Delete "EmitFunctionEntryLabel()" target-specific one for AIX

jasonliu added inline comments.Sep 19 2019, 1:07 PM
llvm/lib/CodeGen/AsmPrinter/AsmPrinter.cpp
770 ↗(On Diff #220872)

This could be done in the header instead. People could know it's a platform specific thing when reading the header, no need to jump to the source file.
Also I think we could use llvm_unreachable in this situation instead to get minor optimization advantage, but no big deal.

llvm/lib/MC/MCAsmInfoXCOFF.cpp
28 ↗(On Diff #220872)

We used isValidUnquotedName when printing symbol name in this context:
...

StringRef Name = getName();
if (!MAI || MAI->isValidUnquotedName(Name)) {
  OS << Name;
  return;
}

if (MAI && !MAI->supportsNameQuoting())
  report_fatal_error("Symbol name with unsupported characters");

...

If we always return true for isValidUnquotedName then we won't be able to detect symbol name with unsupported characters.
On that note, we should probably set SupportsQuotedNames to be false for AIX target.
Using TOC[TC0] as symbol name is kinda a hack since XCOFF symbol could not contain '[' AFAIK.
So maybe we would override isValidUnquotedName and make it very similar to the original one, except '[' is a valid Name temporarily. Add a FIXME to say remove this whole function when we don't use TOC[TC0] as symbol any more.

llvm/lib/Target/PowerPC/PPCAsmPrinter.cpp
1739 ↗(On Diff #220872)

Minor nit: we don't need the "return".

llvm/lib/Target/PowerPC/PPCAsmPrinter.cpp
1739 ↗(On Diff #220872)

I do not believe there is definitive coding standard guidance on this, but when deferring the rest of the control flow and the return value in a function to another function, using return is my preference even in the case of returning void (if both the caller and callee return void).

Xiangling_L marked 4 inline comments as done.Sep 20 2019, 12:54 PM

Edit isValidUnquotedName to return true only for TOC symbol '"TOC[TC0]" on AIX

jasonliu accepted this revision.Sep 23 2019, 7:58 AM

LGTM with some minor change.

Should SupportsQuotedNames return false on AIX?

llvm/lib/MC/MCAsmInfoXCOFF.cpp
29 ↗(On Diff #221101)

nit: remove space in " TOC[TC0]".

Xiangling_L marked an inline comment as done.

minor changes

llvm/lib/MC/MCAsmInfoXCOFF.cpp
30 ↗(On Diff #221386)

Minor nit: Add "a" before "symbol name". Capitalize "remove".
Change "don't use [ ... ] anymore" to "stop using [ ... ]".

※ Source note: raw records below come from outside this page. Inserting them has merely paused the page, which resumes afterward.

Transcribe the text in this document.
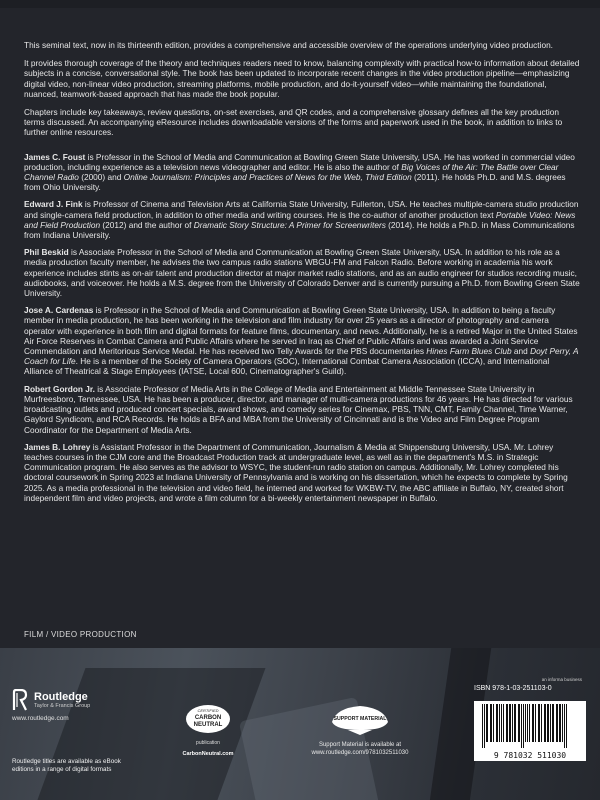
This seminal text, now in its thirteenth edition, provides a comprehensive and accessible overview of the operations underlying video production.

It provides thorough coverage of the theory and techniques readers need to know, balancing complexity with practical how-to information about detailed subjects in a concise, conversational style. The book has been updated to incorporate recent changes in the video production pipeline—emphasizing digital video, non-linear video production, streaming platforms, mobile production, and do-it-yourself video—while maintaining the foundational, nuanced, teamwork-based approach that has made the book popular.

Chapters include key takeaways, review questions, on-set exercises, and QR codes, and a comprehensive glossary defines all the key production terms discussed. An accompanying eResource includes downloadable versions of the forms and paperwork used in the book, in addition to links to further online resources.

James C. Foust is Professor in the School of Media and Communication at Bowling Green State University, USA. He has worked in commercial video production, including experience as a television news videographer and editor. He is also the author of Big Voices of the Air: The Battle over Clear Channel Radio (2000) and Online Journalism: Principles and Practices of News for the Web, Third Edition (2011). He holds Ph.D. and M.S. degrees from Ohio University.
Edward J. Fink is Professor of Cinema and Television Arts at California State University, Fullerton, USA. He teaches multiple-camera studio production and single-camera field production, in addition to other media and writing courses. He is the co-author of another production text Portable Video: News and Field Production (2012) and the author of Dramatic Story Structure: A Primer for Screenwriters (2014). He holds a Ph.D. in Mass Communications from Indiana University.
Phil Beskid is Associate Professor in the School of Media and Communication at Bowling Green State University, USA. In addition to his role as a media production faculty member, he advises the two campus radio stations WBGU-FM and Falcon Radio. Before working in academia his work experience includes stints as on-air talent and production director at major market radio stations, and as an audio engineer for studios recording music, audiobooks, and voiceover. He holds a M.S. degree from the University of Colorado Denver and is currently pursuing a Ph.D. from Bowling Green State University.
Jose A. Cardenas is Professor in the School of Media and Communication at Bowling Green State University, USA. In addition to being a faculty member in media production, he has been working in the television and film industry for over 25 years as a director of photography and camera operator with experience in both film and digital formats for feature films, documentary, and news. Additionally, he is a retired Major in the United States Air Force Reserves in Combat Camera and Public Affairs where he served in Iraq as Chief of Public Affairs and was awarded a Joint Service Commendation and Meritorious Service Medal. He has received two Telly Awards for the PBS documentaries Hines Farm Blues Club and Doyt Perry, A Coach for Life. He is a member of the Society of Camera Operators (SOC), International Combat Camera Association (ICCA), and International Alliance of Theatrical & Stage Employees (IATSE, Local 600, Cinematographer's Guild).
Robert Gordon Jr. is Associate Professor of Media Arts in the College of Media and Entertainment at Middle Tennessee State University in Murfreesboro, Tennessee, USA. He has been a producer, director, and manager of multi-camera productions for 46 years. He has directed for various broadcasting outlets and produced concert specials, award shows, and comedy series for Cinemax, PBS, TNN, CMT, Family Channel, Time Warner, Gaylord Syndicom, and RCA Records. He holds a BFA and MBA from the University of Cincinnati and is the Video and Film Degree Program Coordinator for the Department of Media Arts.
James B. Lohrey is Assistant Professor in the Department of Communication, Journalism & Media at Shippensburg University, USA. Mr. Lohrey teaches courses in the CJM core and the Broadcast Production track at undergraduate level, as well as in the department's M.S. in Strategic Communication program. He also serves as the advisor to WSYC, the student-run radio station on campus. Additionally, Mr. Lohrey completed his doctoral coursework in Spring 2023 at Indiana University of Pennsylvania and is working on his dissertation, which he expects to complete by Spring 2025. As a media professional in the television and video field, he interned and worked for WKBW-TV, the ABC affiliate in Buffalo, NY, created short independent film and video projects, and wrote a film column for a bi-weekly entertainment newspaper in Buffalo.
FILM / VIDEO PRODUCTION
Routledge
Taylor & Francis Group
www.routledge.com
Routledge titles are available as eBook editions in a range of digital formats
CERTIFIED
CARBON
NEUTRAL
publication
CarbonNeutral.com
SUPPORT MATERIAL
Support Material is available at
www.routledge.com/9781032511030
an informa business
ISBN 978-1-03-251103-0
9 781032 511030
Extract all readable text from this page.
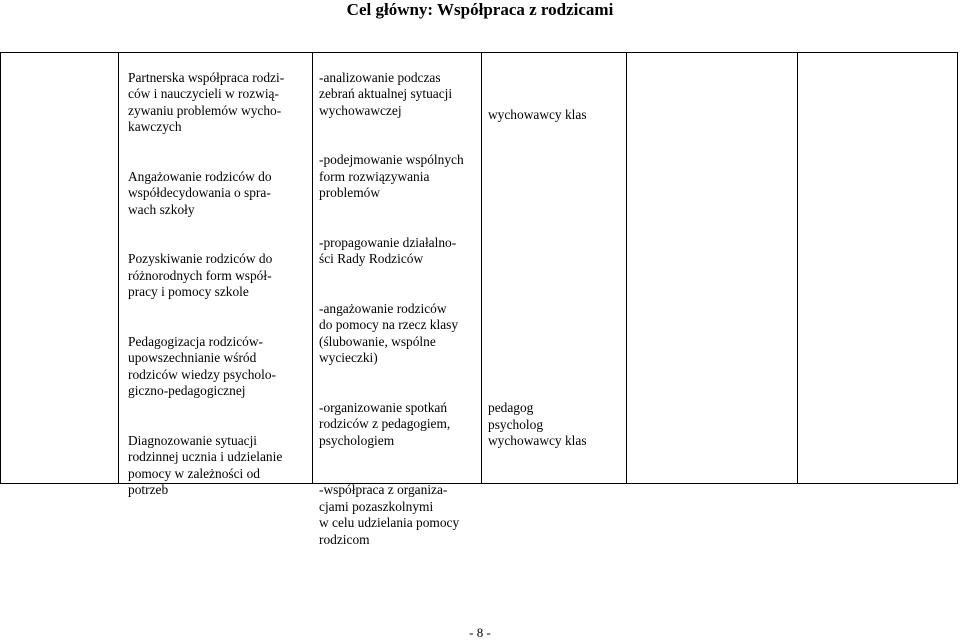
Cel główny: Współpraca z rodzicami

Partnerska współpraca rodzi-
ców i nauczycieli w rozwią-
zywaniu problemów wycho-
kawczych

Angażowanie rodziców do
współdecydowania o spra-
wach szkoły

Pozyskiwanie rodziców do
różnorodnych form współ-
pracy i pomocy szkole

Pedagogizacja rodziców-
upowszechnianie wśród
rodziców wiedzy psycholo-
giczno-pedagogicznej

Diagnozowanie sytuacji
rodzinnej ucznia i udzielanie
pomocy w zależności od
potrzeb

-analizowanie podczas
zebrań aktualnej sytuacji
wychowawczej

-podejmowanie wspólnych
form rozwiązywania
problemów

-propagowanie działalno-
ści Rady Rodziców

-angażowanie rodziców
do pomocy na rzecz klasy
(ślubowanie, wspólne
wycieczki)

-organizowanie spotkań
rodziców z pedagogiem,
psychologiem

-współpraca z organiza-
cjami pozaszkolnymi
w celu udzielania pomocy
rodzicom

wychowawcy klas

pedagog
psycholog
wychowawcy klas

- 8 -
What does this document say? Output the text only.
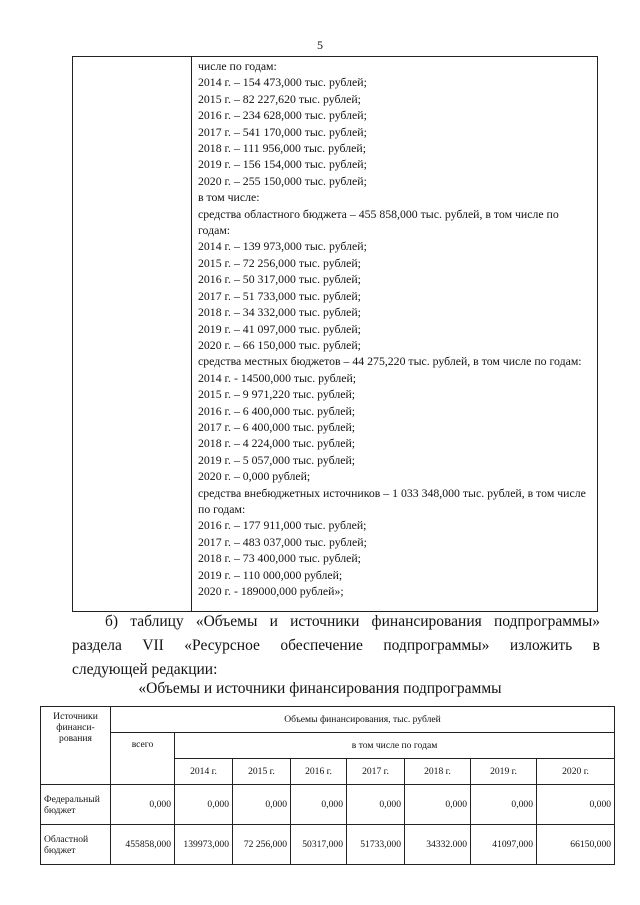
5
числе по годам:
2014 г. – 154 473,000 тыс. рублей;
2015 г. – 82 227,620 тыс. рублей;
2016 г. – 234 628,000 тыс. рублей;
2017 г. – 541 170,000 тыс. рублей;
2018 г. – 111 956,000 тыс. рублей;
2019 г. – 156 154,000 тыс. рублей;
2020 г. – 255 150,000 тыс. рублей;
в том числе:
средства областного бюджета – 455 858,000 тыс. рублей, в том числе по годам:
2014 г. – 139 973,000 тыс. рублей;
2015 г. – 72 256,000 тыс. рублей;
2016 г. – 50 317,000 тыс. рублей;
2017 г. – 51 733,000 тыс. рублей;
2018 г. – 34 332,000 тыс. рублей;
2019 г. – 41 097,000 тыс. рублей;
2020 г. – 66 150,000 тыс. рублей;
средства местных бюджетов – 44 275,220 тыс. рублей, в том числе по годам:
2014 г. - 14500,000 тыс. рублей;
2015 г. – 9 971,220 тыс. рублей;
2016 г. – 6 400,000 тыс. рублей;
2017 г. – 6 400,000 тыс. рублей;
2018 г. – 4 224,000 тыс. рублей;
2019 г. – 5 057,000 тыс. рублей;
2020 г. – 0,000 рублей;
средства внебюджетных источников – 1 033 348,000 тыс. рублей, в том числе по годам:
2016 г. – 177 911,000 тыс. рублей;
2017 г. – 483 037,000 тыс. рублей;
2018 г. – 73 400,000 тыс. рублей;
2019 г. – 110 000,000 рублей;
2020 г. - 189000,000 рублей»;
б) таблицу «Объемы и источники финансирования подпрограммы»
раздела VII «Ресурсное обеспечение подпрограммы» изложить в
следующей редакции:
«Объемы и источники финансирования подпрограммы
Источники финанси-рования	Объемы финансирования, тыс. рублей							
	всего	в том числе по годам						
		2014 г.	2015 г.	2016 г.	2017 г.	2018 г.	2019 г.	2020 г.
Федеральный бюджет	0,000	0,000	0,000	0,000	0,000	0,000	0,000	0,000
Областной бюджет	455858,000	139973,000	72 256,000	50317,000	51733,000	34332.000	41097,000	66150,000
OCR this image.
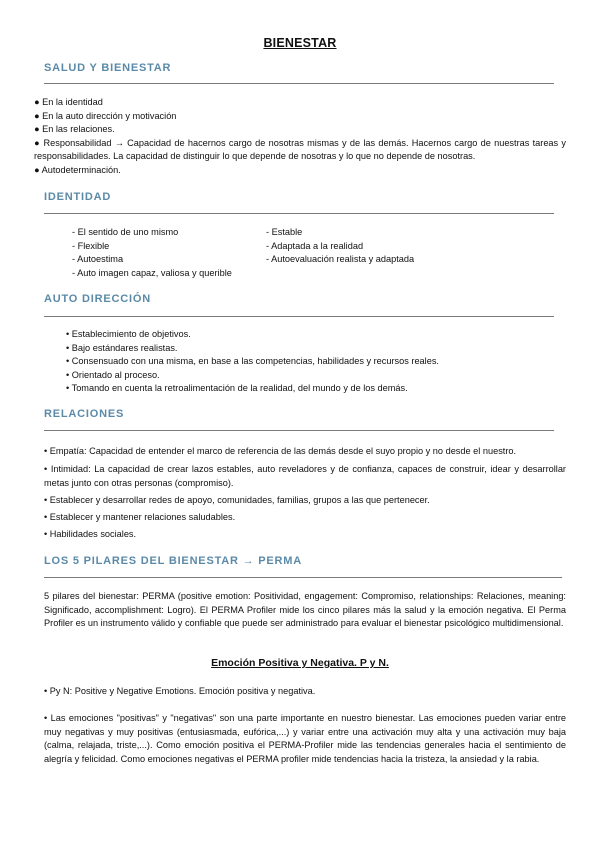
BIENESTAR
SALUD Y BIENESTAR
● En la identidad
● En la auto dirección y motivación
● En las relaciones.
● Responsabilidad → Capacidad de hacernos cargo de nosotras mismas y de las demás. Hacernos cargo de nuestras tareas y responsabilidades. La capacidad de distinguir lo que depende de nosotras y lo que no depende de nosotras.
● Autodeterminación.
IDENTIDAD
- El sentido de uno mismo
- Flexible
- Autoestima
- Auto imagen capaz, valiosa y querible
- Estable
- Adaptada a la realidad
- Autoevaluación realista y adaptada
AUTO DIRECCIÓN
• Establecimiento de objetivos.
• Bajo estándares realistas.
• Consensuado con una misma, en base a las competencias, habilidades y recursos reales.
• Orientado al proceso.
• Tomando en cuenta la retroalimentación de la realidad, del mundo y de los demás.
RELACIONES
• Empatía: Capacidad de entender el marco de referencia de las demás desde el suyo propio y no desde el nuestro.
• Intimidad: La capacidad de crear lazos estables, auto reveladores y de confianza, capaces de construir, idear y desarrollar metas junto con otras personas (compromiso).
• Establecer y desarrollar redes de apoyo, comunidades, familias, grupos a las que pertenecer.
• Establecer y mantener relaciones saludables.
• Habilidades sociales.
LOS 5 PILARES DEL BIENESTAR → PERMA
5 pilares del bienestar: PERMA (positive emotion: Positividad, engagement: Compromiso, relationships: Relaciones, meaning: Significado, accomplishment: Logro). El PERMA Profiler mide los cinco pilares más la salud y la emoción negativa. El Perma Profiler es un instrumento válido y confiable que puede ser administrado para evaluar el bienestar psicológico multidimensional.
Emoción Positiva y Negativa. P y N.
• Py N: Positive y Negative Emotions. Emoción positiva y negativa.
• Las emociones "positivas" y "negativas" son una parte importante en nuestro bienestar. Las emociones pueden variar entre muy negativas y muy positivas (entusiasmada, eufórica,...) y variar entre una activación muy alta y una activación muy baja (calma, relajada, triste,...). Como emoción positiva el PERMA-Profiler mide las tendencias generales hacia el sentimiento de alegría y felicidad. Como emociones negativas el PERMA profiler mide tendencias hacia la tristeza, la ansiedad y la rabia.
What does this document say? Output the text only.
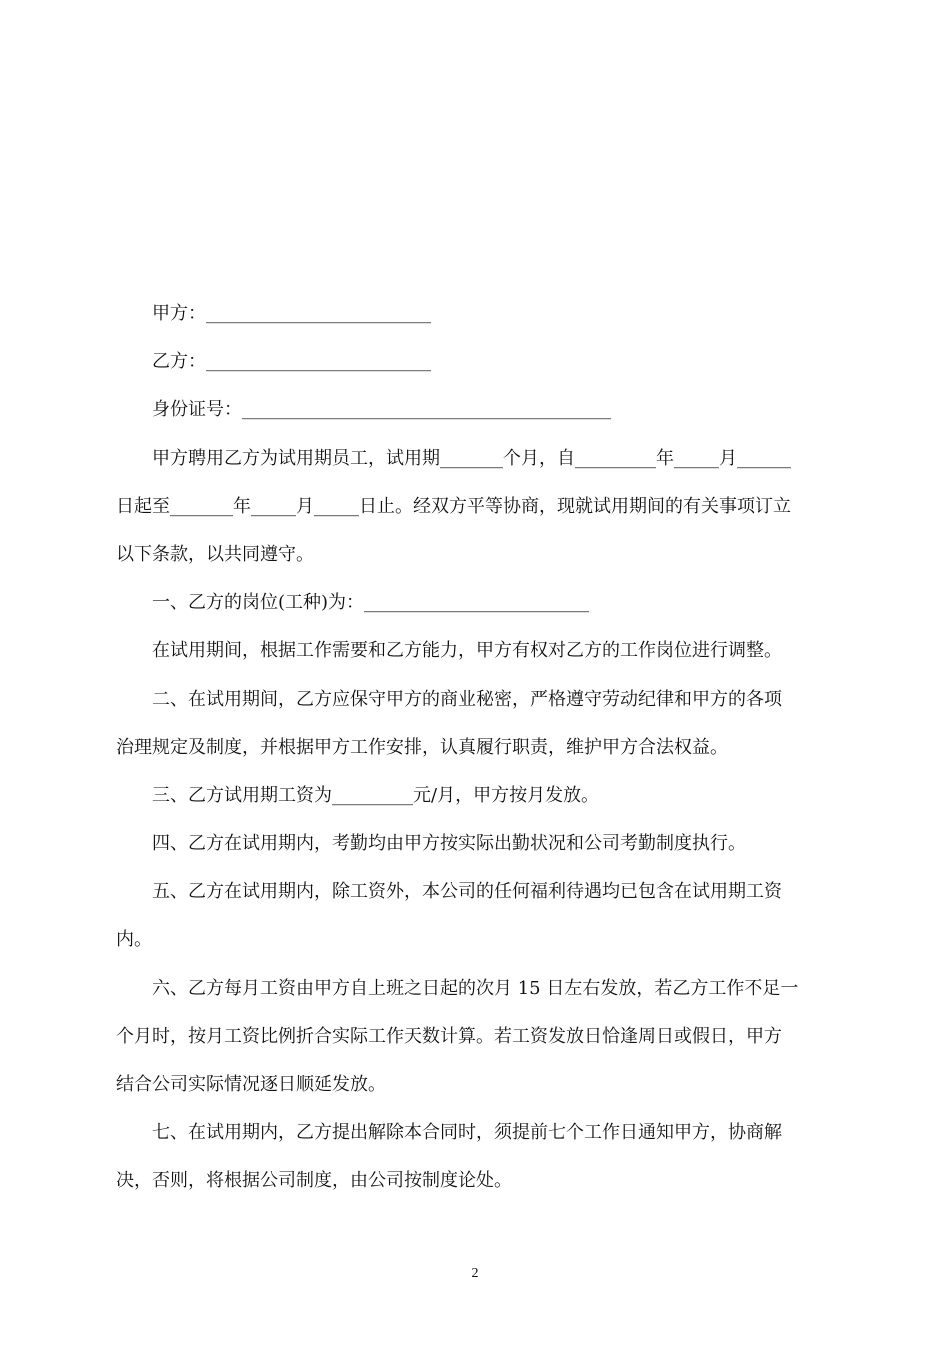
甲方：_________________________
乙方：_________________________
身份证号：_________________________________________
甲方聘用乙方为试用期员工，试用期_______个月，自_________年_____月______
日起至_______年_____月_____日止。经双方平等协商，现就试用期间的有关事项订立
以下条款，以共同遵守。
一、乙方的岗位(工种)为：_________________________
在试用期间，根据工作需要和乙方能力，甲方有权对乙方的工作岗位进行调整。
二、在试用期间，乙方应保守甲方的商业秘密，严格遵守劳动纪律和甲方的各项
治理规定及制度，并根据甲方工作安排，认真履行职责，维护甲方合法权益。
三、乙方试用期工资为_________元/月，甲方按月发放。
四、乙方在试用期内，考勤均由甲方按实际出勤状况和公司考勤制度执行。
五、乙方在试用期内，除工资外，本公司的任何福利待遇均已包含在试用期工资
内。
六、乙方每月工资由甲方自上班之日起的次月 15 日左右发放，若乙方工作不足一
个月时，按月工资比例折合实际工作天数计算。若工资发放日恰逢周日或假日，甲方
结合公司实际情况逐日顺延发放。
七、在试用期内，乙方提出解除本合同时，须提前七个工作日通知甲方，协商解
决，否则，将根据公司制度，由公司按制度论处。
2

llvm/lib/Target/PowerPC/PPCAsmPrinter.cpp
1680 ↗(On Diff #221386)

I think the base class SetupMachineFunction might be usable if it called two functions in order to setup a function descriptor symbol as necessary, and then retrieve the entry point symbol. Although the copy/paste is currently one line, it might grow in the future.

1768 ↗(On Diff #221386)

Please name the section "TOC" and not "TOC[TC0]". The section name is not used by the assembly generation, but we might find a use for it for the object generation.

Xiangling_L marked 2 inline comments as done.

Refactor the "SetupMachineFunction" to make it usable as a base class version.

Xiangling_L marked an inline comment as done.Sep 25 2019, 10:09 AM
llvm/include/llvm/CodeGen/AsmPrinter.h
115 ↗(On Diff #221800)

runOnMachineFunction reference seems out-of-date with the current patch.

llvm/lib/CodeGen/AsmPrinter/AsmPrinter.cpp
1665 ↗(On Diff #221800)

Assert also that CurrentFnDescSym is set.

llvm/lib/MC/MCAsmInfoXCOFF.cpp
30 ↗(On Diff #221800)

s/remove/Remove/;
s/any more//;

Xiangling_L marked 3 inline comments as done.

Correct some comments;
Add an assertion for CurrentFnDescSym.

This revision is now accepted and ready to land.Sep 26 2019, 8:47 AM

LGTM. Thanks.

Thank you for your reviews.

Closed by commit rL373009: [AIX]Emit function descriptor csect in assembly (authored by xiangling_liao, committed by ). · Explain WhySep 26 2019, 12:37 PM
This revision was automatically updated to reflect the committed changes.